I didn't get drafted, and I didn't hunt again for over 20 years. In the urban areas where I lived, I didn't come in contact with hunters and didn't think a lot about it.
Instead I concentrated on my artwork: my lifelong project to push the boundaries of art, in the "social sculpture" tradition of people like Joseph Beuys in Germany, who worked during the '50s and '60s. Beuys' use of unorthodox materials such as felt and fat in sculpture came out of his horrifying, violent experiences during WWII. Likewise, it's the experience dictating the art material/product that's paramount in my series of projects.

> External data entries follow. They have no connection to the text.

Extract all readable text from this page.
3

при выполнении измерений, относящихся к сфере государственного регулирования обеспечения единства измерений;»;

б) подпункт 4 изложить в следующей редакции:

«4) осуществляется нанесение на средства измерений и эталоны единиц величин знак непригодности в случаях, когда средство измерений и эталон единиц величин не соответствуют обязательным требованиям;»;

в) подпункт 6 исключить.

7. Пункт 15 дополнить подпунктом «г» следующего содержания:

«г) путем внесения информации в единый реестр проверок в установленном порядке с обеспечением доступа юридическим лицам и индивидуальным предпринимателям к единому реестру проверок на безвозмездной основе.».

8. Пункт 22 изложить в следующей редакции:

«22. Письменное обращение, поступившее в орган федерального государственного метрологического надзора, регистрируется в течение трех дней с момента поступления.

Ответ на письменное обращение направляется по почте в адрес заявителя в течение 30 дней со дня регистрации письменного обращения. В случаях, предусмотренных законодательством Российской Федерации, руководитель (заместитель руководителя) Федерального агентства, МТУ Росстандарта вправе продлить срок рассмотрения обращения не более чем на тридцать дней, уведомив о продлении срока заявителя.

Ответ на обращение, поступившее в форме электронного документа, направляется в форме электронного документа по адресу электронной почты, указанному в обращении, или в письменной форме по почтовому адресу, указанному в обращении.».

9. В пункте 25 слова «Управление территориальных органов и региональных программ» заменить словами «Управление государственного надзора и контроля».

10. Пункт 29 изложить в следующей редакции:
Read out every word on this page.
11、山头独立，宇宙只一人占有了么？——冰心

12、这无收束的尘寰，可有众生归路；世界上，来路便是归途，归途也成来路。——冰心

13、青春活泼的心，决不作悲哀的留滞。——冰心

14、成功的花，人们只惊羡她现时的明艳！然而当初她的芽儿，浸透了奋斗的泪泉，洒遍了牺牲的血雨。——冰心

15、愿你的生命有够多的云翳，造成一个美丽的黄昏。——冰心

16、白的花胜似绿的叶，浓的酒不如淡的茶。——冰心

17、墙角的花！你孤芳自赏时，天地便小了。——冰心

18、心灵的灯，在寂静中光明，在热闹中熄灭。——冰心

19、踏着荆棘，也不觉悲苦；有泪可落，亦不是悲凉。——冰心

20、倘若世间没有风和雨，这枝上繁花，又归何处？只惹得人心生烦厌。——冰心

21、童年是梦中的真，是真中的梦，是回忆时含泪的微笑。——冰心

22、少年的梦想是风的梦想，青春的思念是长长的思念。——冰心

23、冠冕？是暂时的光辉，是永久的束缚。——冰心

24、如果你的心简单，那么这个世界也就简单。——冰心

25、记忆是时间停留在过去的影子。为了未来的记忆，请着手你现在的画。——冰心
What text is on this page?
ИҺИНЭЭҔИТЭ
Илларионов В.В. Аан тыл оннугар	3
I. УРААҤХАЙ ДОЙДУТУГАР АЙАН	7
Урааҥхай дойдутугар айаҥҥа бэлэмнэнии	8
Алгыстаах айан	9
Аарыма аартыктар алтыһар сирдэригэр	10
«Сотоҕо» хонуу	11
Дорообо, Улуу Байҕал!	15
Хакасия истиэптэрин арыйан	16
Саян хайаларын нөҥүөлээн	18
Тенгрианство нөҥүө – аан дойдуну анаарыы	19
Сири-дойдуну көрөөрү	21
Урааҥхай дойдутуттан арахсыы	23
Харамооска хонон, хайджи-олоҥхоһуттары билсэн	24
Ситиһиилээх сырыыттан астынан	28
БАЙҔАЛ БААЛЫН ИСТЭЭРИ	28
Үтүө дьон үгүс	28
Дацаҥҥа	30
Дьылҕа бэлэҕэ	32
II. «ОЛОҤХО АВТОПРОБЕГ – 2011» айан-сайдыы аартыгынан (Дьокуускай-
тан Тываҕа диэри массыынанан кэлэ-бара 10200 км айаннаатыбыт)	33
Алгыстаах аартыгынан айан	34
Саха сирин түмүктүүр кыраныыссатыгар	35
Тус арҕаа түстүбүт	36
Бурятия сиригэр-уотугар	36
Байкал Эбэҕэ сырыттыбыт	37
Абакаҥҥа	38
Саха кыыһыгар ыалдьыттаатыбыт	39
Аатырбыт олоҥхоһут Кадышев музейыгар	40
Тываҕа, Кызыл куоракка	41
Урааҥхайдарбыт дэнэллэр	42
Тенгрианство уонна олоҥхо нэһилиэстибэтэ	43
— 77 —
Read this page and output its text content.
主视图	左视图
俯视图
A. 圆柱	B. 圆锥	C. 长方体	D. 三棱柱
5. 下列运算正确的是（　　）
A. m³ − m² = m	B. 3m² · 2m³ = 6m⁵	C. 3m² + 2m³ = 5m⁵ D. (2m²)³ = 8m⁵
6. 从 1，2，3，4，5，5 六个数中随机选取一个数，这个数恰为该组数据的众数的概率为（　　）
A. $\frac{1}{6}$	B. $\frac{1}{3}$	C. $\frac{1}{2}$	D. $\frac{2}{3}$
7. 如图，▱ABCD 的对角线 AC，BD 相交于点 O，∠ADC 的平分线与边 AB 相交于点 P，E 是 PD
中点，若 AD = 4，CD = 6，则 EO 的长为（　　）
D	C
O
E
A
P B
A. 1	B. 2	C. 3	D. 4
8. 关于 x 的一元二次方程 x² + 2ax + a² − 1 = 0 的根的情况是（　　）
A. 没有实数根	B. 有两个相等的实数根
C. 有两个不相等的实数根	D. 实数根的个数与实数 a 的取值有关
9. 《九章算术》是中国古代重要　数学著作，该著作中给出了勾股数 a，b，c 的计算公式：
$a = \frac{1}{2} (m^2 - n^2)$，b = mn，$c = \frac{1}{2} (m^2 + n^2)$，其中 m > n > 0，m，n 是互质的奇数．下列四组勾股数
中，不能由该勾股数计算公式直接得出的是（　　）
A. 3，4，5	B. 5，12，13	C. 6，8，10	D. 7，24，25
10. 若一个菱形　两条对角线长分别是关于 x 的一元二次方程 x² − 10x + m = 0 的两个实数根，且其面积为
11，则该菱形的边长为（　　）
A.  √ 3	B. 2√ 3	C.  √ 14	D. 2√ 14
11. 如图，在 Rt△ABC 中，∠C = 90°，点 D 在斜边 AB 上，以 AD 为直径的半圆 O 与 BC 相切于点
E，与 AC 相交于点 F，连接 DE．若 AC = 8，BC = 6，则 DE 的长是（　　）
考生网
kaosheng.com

During the two decades that I didn't hunt, my art projects included starting a rock band and establishing a church. In the early '80s I bought a cow, and before it eventually got hit by a truck, I branded it, took prints off its nose and so on.This, as it happens, is how I came back to hunting a few years ago: through my art. I'd been covering paintings with colored felt "skins" and "skinning" the covers from books and using them as canvas. The transition to real pelts was smoother than I expected.